In this outing, it doesn’t take Bruno very long to head for the kitchen. The first example occurs a mere 17 pages in, a “simple meal” of marinaded salmon; a sauce made of Dijon mustard, cider vinegar, honey and sunflower oil; a venison casserole; and homemade apple pie. With ice cream, of course. By Bruno's standards, that really is a simple meal.


But The Coldest Case is a mystery, after all, and Bruno is a cop with a knack for playing a major role in solving high-profile crimes whose implications often extend far beyond St. Denis. Despite his generally low-key demeanor and seemingly humble job, Bruno has powerful police and political connections that stretch all the way to Paris, where his talents are known and appreciated.


This time around, Bruno gets involved in a detective’s ongoing obsession with solving a murder that occurred in St. Denis 30 years earlier. The victim remains unidentified, but Bruno’s friend J.J., a senior detective in the regional headquarters of the Police Nationale and the man who first investigated the murder, remains so preoccupied with the case that he has kept the victim’s skull. An odd thing to do, perhaps, but it will prove helpful.


Clues begin to emerge over time, and investigators make progress in trying to establish the identity of the victim. But the man whom police come to suspect is the killer denies any involvement in the murder.

 

The case devekops political overtones with international implications when police begin to wonder if the suspected killer and the presumed victim were part of an East German spy network that had agents in France and other countries, before the reunification of Germany.


Bad things may not always happen in threes, but they certainly do in this case. While the police try to untangle the murder and officials in Paris grapple with the killing’s possible link to foreign espionage, a drought in the Périgord triggers widespread forest fires, forcing evacuations and threatening the survival of villages and ancient castles.


Still, one staple of Martin Walker’s Bruno novels is that goodness and virtue, in one form or another, always emerge. So it is here as well.

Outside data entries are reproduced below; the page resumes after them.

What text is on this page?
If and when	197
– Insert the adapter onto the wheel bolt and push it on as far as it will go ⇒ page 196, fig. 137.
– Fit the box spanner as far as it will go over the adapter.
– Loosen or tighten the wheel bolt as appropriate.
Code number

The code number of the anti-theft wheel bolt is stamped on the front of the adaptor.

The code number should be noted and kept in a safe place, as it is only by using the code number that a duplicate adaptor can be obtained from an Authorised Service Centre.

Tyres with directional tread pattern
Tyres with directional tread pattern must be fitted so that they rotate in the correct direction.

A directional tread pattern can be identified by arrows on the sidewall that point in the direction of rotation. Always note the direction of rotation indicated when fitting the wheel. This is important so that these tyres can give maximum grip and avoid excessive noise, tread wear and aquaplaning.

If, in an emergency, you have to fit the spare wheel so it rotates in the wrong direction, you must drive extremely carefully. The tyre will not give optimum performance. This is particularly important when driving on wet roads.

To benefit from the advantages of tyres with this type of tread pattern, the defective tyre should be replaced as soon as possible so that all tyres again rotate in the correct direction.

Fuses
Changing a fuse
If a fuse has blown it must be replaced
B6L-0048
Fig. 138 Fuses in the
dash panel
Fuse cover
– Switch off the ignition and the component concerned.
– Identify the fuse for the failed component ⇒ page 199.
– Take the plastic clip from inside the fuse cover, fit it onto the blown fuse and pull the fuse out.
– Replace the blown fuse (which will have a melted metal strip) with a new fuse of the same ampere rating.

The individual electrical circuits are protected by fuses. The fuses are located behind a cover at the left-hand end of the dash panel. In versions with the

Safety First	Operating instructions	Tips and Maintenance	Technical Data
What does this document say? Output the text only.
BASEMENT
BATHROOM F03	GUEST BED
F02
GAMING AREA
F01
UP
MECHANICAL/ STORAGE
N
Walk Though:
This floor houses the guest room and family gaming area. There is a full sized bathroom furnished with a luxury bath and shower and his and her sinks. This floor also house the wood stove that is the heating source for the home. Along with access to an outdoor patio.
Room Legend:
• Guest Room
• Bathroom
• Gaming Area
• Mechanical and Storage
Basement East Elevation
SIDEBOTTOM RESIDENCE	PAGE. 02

In The Coldest Case, Bruno saves a young woman by disabling a would-be rapist. He manages to produce complex and scrumptious meals on tight deadlines, despite his professional responsibilities. He meets up, yet again, with an old flame. He finds a truly unique way to help fight a raging fire. And Balzac, his dog, fathers a much-anticipated litter of healthy and beautiful puppies.


Life isn’t always good. But sometimes, it truly is.